Attacks that exploit this kind of access
Build an agent-ready context packet from a note and related vault context. It is categorised as a Execute tool in the Knowledge To Action MCP Server, which means it can trigger actions or run processes. Use rate limits and argument validation.
Register the Knowledge To Action MCP server in PolicyLayer and add a rule for context.bundle_for_agent: allow, deny, rate-limit, or require approval. Point your MCP client at the PolicyLayer proxy URL and the rule is enforced on every call, before it reaches Knowledge To Action. Nothing to install.

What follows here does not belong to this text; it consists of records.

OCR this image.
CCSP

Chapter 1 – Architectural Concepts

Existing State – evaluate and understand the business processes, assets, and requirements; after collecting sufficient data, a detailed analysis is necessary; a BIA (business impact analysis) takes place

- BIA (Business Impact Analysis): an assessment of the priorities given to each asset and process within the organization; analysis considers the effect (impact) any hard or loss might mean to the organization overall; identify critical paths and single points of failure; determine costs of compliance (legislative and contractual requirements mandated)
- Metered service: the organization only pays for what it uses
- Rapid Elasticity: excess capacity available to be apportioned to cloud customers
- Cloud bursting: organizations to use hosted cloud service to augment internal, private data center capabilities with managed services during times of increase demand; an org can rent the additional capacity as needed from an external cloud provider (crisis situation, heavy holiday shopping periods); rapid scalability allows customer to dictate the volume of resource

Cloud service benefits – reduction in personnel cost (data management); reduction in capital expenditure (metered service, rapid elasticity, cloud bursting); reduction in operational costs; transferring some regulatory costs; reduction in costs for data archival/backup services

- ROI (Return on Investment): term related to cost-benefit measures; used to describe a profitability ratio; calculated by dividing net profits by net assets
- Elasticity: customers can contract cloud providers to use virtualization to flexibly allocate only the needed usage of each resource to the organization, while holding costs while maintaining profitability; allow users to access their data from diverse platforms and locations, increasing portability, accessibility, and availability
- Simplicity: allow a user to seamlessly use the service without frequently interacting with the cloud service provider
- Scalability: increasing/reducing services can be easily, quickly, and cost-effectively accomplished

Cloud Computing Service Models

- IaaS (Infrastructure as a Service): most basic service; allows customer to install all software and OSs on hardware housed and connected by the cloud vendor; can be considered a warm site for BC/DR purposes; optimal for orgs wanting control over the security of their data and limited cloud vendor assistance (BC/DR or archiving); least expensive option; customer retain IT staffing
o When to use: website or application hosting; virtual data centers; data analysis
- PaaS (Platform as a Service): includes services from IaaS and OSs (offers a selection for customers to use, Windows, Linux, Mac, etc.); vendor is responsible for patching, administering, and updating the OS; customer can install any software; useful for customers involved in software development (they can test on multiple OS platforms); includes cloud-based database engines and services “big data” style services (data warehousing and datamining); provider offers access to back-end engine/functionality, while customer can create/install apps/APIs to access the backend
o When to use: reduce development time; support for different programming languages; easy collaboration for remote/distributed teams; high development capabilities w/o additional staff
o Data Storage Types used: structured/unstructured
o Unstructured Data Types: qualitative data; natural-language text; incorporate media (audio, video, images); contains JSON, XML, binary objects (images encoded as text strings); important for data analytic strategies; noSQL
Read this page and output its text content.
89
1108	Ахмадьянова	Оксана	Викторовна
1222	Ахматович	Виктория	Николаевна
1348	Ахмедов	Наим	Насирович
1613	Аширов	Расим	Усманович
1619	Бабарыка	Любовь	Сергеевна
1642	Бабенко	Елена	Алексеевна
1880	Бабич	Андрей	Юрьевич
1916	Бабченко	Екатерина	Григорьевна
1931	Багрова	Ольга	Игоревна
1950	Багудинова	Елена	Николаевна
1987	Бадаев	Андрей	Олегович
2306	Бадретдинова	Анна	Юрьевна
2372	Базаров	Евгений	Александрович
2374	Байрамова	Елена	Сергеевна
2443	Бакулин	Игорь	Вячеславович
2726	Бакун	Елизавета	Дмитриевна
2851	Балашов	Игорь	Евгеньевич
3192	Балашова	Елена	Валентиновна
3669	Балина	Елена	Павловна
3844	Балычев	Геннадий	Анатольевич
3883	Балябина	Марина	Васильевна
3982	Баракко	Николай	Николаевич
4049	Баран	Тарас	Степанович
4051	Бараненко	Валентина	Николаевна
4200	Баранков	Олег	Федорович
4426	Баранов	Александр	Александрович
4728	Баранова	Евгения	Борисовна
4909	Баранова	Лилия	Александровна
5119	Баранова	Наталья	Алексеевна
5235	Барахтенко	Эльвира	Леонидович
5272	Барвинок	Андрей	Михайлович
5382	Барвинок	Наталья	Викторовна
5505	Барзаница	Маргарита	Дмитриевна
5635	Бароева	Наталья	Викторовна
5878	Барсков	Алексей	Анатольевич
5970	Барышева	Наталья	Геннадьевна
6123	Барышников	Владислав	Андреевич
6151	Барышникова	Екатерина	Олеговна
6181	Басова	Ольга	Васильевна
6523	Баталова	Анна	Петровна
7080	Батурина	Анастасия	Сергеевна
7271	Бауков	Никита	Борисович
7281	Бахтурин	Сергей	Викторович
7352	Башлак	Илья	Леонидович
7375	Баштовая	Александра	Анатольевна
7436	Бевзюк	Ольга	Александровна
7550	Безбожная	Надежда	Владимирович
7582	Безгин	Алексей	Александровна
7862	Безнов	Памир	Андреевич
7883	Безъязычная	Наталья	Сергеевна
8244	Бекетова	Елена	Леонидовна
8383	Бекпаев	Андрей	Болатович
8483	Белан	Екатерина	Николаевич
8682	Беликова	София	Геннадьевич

context.bundle_for_agent is a Execute tool with high risk. Execute tools should be rate-limited and have argument validation enabled.
Yes. Add a rate_limit block to the context.bundle_for_agent rule in your PolicyLayer policy. For example, setting max: 10 and window: 60 limits the tool to 10 calls per minute. Rate limits are tracked per agent session and reset automatically.
Set action: deny in the PolicyLayer policy for context.bundle_for_agent. The AI agent will receive a policy violation error and cannot call the tool. You can also include a reason field to explain why the tool is blocked.
context.bundle_for_agent is provided by the Knowledge To Action MCP server (tac0de/knowledge-to-action-mcp). PolicyLayer sits as a proxy in front of this server to enforce policies before tool calls reach the server.